这回要办亲事的是长房的大堂兄,不过不是大伯娘生的,是二伯娘的儿子。大伯娘就是晏宏的老婆,除了这两姐妹以外,只有个小儿子才九岁;二伯娘是容槿二伯晏宽的太太,长子晏暄年方十九,娶的是当地一位富家举子的女儿郑氏小姐。因是长房长孙娶亲,所以无比郑重,曹氏必要回来的。哦对了,二伯娘只有一个儿子,没有女儿。
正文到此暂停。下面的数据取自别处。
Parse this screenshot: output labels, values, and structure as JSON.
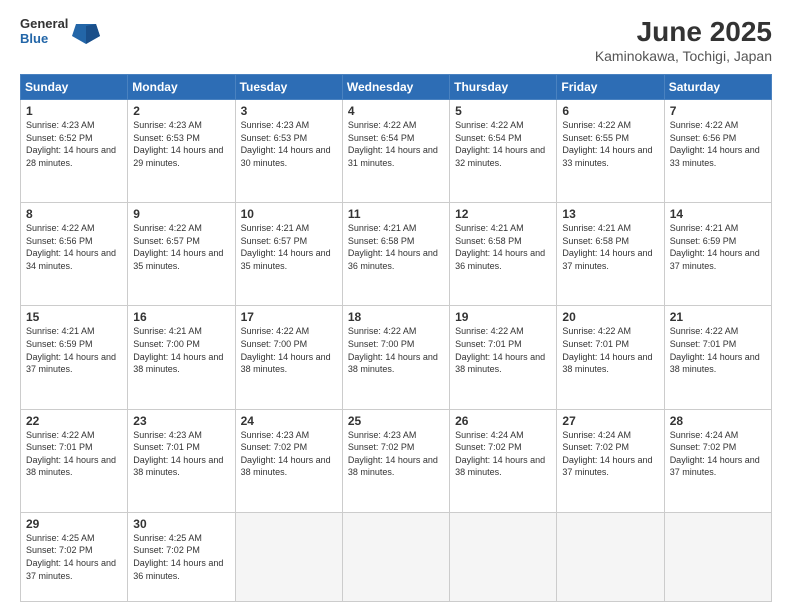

三老太太也只有一个儿子,老婆就是五伯娘。五伯娘倒是很争气,生了两子一女。四老太太有两个儿子,不过六伯娘已经死了,六伯也不愿续弦,膝下有两个儿子,都养在四老太太房里。七伯娘则是老公死了,也没有孩子,平日里就帮着四老太太养六伯娘的两个儿子。至于这些姑姑们,都是老太太们外嫁出去的女儿,这回趁着喜事回来的。三房四房人丁稀少,一向依附长房过活,不过听容萱说来,也不是什么坏亲戚。
至于什么叔伯兄弟,则都在前院儿,现下还见不到呢。
等到女眷们都慢慢进了内院坐下,又聊了一会儿,前头传话说席面摆好了,容槿才跟着容萱和容芷过去。容萱热心地把这些叔伯兄弟们挨个介绍,虽然容槿并没记清楚多少,记得最清楚的就是马上要当新郎官的大堂兄晏暄,高壮如牛一般,但脸上却泛着些羞涩,这样奇妙的反差让容槿不禁笑了。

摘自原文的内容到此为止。